Official codes for "Improving Few-shot Image Generation by Structural Discrimination and Textural Modulation"
Please find the attached file in ./rebuttal rebuttal for the new qualitative results, network architectures, and relevant discussions.
imageio==2.9.0
lmdb==1.2.1
opencv-python==4.5.3
pillow==8.3.2
scikit-image==0.17.2
scipy==1.5.4
tensorboard==2.7.0
tensorboardx==2.4
torch==1.7.0+cu110
torchvision==0.8.1+cu110
tqdm==4.62.3
pytorch-fid
clean-fid
prdc
First, prepare the datasets from the repo of LofGAN and put them in the datasets folder.

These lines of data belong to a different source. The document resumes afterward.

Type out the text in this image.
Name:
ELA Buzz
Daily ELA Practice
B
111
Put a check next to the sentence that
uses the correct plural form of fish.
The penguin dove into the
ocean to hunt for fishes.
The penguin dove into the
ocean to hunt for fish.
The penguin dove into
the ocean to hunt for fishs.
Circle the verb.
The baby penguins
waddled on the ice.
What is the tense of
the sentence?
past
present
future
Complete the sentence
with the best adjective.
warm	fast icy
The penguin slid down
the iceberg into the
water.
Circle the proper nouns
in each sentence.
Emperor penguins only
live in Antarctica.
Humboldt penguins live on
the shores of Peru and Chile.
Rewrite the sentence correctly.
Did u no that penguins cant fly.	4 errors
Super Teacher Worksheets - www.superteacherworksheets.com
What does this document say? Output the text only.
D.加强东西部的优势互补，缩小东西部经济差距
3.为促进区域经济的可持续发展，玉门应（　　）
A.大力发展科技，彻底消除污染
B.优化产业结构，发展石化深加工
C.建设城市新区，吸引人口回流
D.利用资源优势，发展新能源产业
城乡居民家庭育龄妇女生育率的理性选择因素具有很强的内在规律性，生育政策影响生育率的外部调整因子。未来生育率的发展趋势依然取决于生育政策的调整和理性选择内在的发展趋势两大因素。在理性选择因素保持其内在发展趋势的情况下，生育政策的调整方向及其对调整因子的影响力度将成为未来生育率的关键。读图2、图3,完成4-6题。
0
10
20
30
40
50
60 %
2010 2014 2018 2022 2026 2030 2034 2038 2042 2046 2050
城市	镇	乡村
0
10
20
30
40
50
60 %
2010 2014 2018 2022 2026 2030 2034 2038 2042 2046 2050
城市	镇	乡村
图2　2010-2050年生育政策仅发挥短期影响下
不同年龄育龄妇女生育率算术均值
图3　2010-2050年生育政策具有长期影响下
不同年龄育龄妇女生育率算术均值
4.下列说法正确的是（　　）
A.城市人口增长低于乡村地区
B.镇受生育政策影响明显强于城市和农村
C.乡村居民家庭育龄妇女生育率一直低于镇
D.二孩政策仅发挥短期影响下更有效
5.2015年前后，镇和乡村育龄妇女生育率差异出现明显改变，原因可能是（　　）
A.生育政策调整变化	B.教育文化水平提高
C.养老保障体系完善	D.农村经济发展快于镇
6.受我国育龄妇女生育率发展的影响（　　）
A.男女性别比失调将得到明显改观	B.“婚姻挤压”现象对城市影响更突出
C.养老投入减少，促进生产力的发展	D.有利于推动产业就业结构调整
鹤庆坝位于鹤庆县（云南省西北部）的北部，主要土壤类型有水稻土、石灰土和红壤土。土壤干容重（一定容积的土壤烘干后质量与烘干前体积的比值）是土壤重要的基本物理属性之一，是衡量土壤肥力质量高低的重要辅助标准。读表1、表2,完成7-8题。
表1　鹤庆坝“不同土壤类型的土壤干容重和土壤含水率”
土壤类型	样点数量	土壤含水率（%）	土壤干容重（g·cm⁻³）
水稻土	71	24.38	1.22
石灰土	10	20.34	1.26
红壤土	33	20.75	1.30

Then set the parameters for our proposed TexMod and StructD in ./configs, to reproduce our results on WaveGAN, you need:
# logger options
snapshot_save_iter: 20000
snapshot_val_iter: 2000
snapshot_log_iter: 200
# optimization options
max_iter: 100000
weight_decay: 0.0001
lr_gen: 0.0001
lr_dis: 0.0001
init: kaiming
w_adv_g: 1
w_adv_d: 1
w_lap_g: 1
w_lap_d: 1
w_recon: 0.5
w_cls: 1.0
w_gp: 10
rec_d: 1
rec_g: 1
w_adv_fre: 1
lofgan: False
# model options
model: LoFGAN
gen:
nf: 32
n_downs: 4
norm: bn
rate: 0.5
wavegan: True
wavegan_mean: False
adain: False
spade: False
spade_block: False
modulated_spade: True
K_shot: 3
dis:
nf: 64
n_res_blks: 4
num_classes: 119
mask_ratio: 0
mask_size: 4
mask_rec : False
patch_size : 4
decoder_embed_dim : 128
in_channels : 3
laplace: True
diffaug: False
policy: 'color,translation,cutout'
fre_loss: True
# data options
dataset: animal
num_workers: 8
batch_size: 8
n_sample_train: 9
n_sample_val: 9
n_sample_test: 9
num_generate: 10
data_root: datasets/animal_128.npy
Finally, run:
bash scripts/train.sh
The quantitative and qualitative results will be automatically saved in /results folder.